Unter mir befinden sich hundert Menschen, vielleicht hundertdreißig. Diese Einschätzung gemeinsam mit der geographischen Position und der Information grey rubber boat, sponsons deflating, structure seems damaged, engine stopped, people waving, sea picking up schicke ich aus dem Flugzeug an unsere Crew an Land. Sie wird die Behörden alarmieren, die nicht reagieren werden. Andere Schiffe in unmittelbarer Nähe gibt es nicht. Ich bin kurz davor, Zeuge eines Schiffbruchs zu werden, eines Untergangs von Menschen unter meinen Augen, im vollen Wissen der europäischen Behörden.
Das Meer –
eine Metapher der Spurlosigkeit
„Alles, was auf dem Meere geschieht, ist, als sei es nicht geschehen“, es sei „die Metapher der Spurlosigkeit der auf dem Meer gezogenen Bahnen“ – so die Referenz auf Goethe bei Hans Blumenberg in seiner Untersuchung zur Metapher des Schiffbruchs.[1] In Anbetracht des nekropolitischen Migrationsregimes lässt sich die Faktizität und die Funktion dieser Metapher erahnen: die offiziellen Zahlen der International Organisation for Migration gehen für den Zeitraum seit 2014 von über 31.000 Toten alleine im Zentralen Mittelmeer aus. Gleichzeitig liegt es in eben dieser Fähigkeit des Wassers, Spuren zu glätten, sodass die tatsächliche Zahl um einiges höher liegen dürfte. Unerwähnt sind hier auch die tausendfach dokumentierten Menschenrechtsverletzungen durch die sogenannte lybische Küstenwache und ihren Milizionären oder der tunesischen Küstenwache. Erstere fangen people on the move in oft brutaler und lebensgefährdender Manier ab und bringen sie in Lager nach Libyen zurück. In diesen warten erwiesenermaßen systematische Gewalt, Vergewaltigungen und Sklaverei ähnliche Zustände.[2] Letztere verschleppt vor allem Menschen aus den Ländern der Subsahara in die tödliche Wüstenzone zwischen Tunesien, Libyen und Algerien, wo viele an Durst elend zugrundegehen[3] oder erneut gefangen genommen werden, um wiederum in Libyen, oftmals unter Folterschreien, zu Geld gemacht zu werden. Beide Praxen werden von der Europäischen Union finanziert. Im Rahmen unterschiedlicher Migrationsabkommen mit nordafrikanischen Staaten werden sich so die Türsteher der Festung Europa gehalten.
Politischer Widerstand
gegen das Migrationsregime
Nur wenige schaffen es so überhaupt hinaus auf das Zentrale Mittelmeer, den Burggraben ebenjener Festung, die mittlerweile immer unverhohlener auch von bürgerlichen Parteien gefordert wird. Seit Jahren versucht eine civil fleet in mühsamem Such- und Rettungsaktivismus Menschen solidarisch beizustehen, die den Weg über’s Wasser suchen und dabei drohen, unterzugehen. Dass es dabei nicht um bloßen Humanitarismus geht, sondern letztlich um politischen Widerstand gegen das Migrationsregime, schlägt sich in der andauerndern Repression und Kriminalisierung nieder.[4]

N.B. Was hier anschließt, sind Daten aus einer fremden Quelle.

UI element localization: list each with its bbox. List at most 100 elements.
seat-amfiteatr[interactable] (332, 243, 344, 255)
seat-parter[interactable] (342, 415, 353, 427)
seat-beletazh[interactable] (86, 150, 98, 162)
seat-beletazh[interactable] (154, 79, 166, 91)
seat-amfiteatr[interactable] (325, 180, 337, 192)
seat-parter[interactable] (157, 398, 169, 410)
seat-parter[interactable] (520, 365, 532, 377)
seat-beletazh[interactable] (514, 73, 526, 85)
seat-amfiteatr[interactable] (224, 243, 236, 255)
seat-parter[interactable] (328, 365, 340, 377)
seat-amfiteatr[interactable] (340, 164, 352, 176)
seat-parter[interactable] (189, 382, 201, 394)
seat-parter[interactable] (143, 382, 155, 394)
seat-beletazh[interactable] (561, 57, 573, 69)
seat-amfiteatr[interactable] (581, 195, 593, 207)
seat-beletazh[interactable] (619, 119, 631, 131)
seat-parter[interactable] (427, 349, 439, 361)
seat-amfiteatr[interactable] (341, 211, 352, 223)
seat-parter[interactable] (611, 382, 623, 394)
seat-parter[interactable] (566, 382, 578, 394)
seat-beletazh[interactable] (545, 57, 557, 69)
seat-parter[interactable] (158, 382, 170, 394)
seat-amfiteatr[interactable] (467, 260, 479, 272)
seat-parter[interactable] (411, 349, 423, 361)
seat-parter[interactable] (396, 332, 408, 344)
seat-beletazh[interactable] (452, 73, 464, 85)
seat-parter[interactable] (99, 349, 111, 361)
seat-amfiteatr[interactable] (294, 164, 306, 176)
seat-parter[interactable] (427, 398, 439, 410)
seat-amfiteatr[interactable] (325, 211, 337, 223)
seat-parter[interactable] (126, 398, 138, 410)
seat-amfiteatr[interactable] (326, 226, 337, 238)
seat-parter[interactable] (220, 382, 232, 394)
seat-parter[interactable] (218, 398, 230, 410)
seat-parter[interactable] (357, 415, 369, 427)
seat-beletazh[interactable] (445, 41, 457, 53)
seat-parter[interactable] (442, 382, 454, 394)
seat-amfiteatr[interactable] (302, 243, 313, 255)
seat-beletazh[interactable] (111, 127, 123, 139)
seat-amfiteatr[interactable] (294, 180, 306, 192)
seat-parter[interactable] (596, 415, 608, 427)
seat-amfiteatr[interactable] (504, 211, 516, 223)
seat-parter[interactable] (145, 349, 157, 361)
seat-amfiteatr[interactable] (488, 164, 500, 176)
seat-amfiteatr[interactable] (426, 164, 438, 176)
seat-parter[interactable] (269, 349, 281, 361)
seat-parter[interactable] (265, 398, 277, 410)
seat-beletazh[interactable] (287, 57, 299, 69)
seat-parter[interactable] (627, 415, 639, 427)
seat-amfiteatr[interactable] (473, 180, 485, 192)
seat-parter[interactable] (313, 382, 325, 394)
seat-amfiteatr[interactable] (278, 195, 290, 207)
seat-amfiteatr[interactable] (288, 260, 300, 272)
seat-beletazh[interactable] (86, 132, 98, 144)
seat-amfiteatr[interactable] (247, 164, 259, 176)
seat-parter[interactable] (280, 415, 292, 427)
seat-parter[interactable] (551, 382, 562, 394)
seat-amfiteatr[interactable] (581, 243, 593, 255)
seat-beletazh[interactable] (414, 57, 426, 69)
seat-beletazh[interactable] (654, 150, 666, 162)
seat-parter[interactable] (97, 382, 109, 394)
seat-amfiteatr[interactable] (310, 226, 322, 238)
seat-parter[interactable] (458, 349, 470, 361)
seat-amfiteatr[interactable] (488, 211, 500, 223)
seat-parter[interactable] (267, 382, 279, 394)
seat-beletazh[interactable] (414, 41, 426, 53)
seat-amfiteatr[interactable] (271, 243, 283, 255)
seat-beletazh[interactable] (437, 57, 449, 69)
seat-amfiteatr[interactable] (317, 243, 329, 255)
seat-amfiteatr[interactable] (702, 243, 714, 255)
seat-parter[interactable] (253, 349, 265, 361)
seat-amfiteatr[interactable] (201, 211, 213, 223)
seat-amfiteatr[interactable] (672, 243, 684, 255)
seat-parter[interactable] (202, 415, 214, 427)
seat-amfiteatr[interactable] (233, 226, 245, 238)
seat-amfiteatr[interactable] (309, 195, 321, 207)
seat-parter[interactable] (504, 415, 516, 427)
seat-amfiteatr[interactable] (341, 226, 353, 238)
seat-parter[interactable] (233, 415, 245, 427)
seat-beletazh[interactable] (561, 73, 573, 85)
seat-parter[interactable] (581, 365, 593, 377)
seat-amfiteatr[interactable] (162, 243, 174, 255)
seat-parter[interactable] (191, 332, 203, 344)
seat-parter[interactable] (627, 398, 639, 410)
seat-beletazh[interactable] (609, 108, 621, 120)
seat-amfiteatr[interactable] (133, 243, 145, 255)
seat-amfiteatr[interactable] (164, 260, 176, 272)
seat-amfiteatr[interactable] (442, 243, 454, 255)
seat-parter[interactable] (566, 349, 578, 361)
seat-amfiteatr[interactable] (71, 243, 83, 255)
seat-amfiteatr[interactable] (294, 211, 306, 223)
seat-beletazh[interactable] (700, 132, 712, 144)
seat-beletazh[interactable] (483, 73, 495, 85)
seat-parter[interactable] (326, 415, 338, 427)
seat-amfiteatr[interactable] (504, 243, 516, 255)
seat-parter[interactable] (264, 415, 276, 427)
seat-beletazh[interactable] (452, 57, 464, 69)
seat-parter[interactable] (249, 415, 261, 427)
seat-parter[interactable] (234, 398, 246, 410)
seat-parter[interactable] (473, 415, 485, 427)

Die Ästhetik des Wassers, die Anziehungskraft der See, die Bilder vom Mittelmeer sind ambivalent. Dutzende Mal habe ich beobachtet, wie Todeswelten Entkommene parallel mit grölenden Partytourist:innen in den Hafen von Lampedusa einlaufen. Die kleine Insel als touristische Destination mutet befremdlich an; auch ich werde gefragt, ob ich dort überhaupt noch Lust darauf hätte, baden zu gehen.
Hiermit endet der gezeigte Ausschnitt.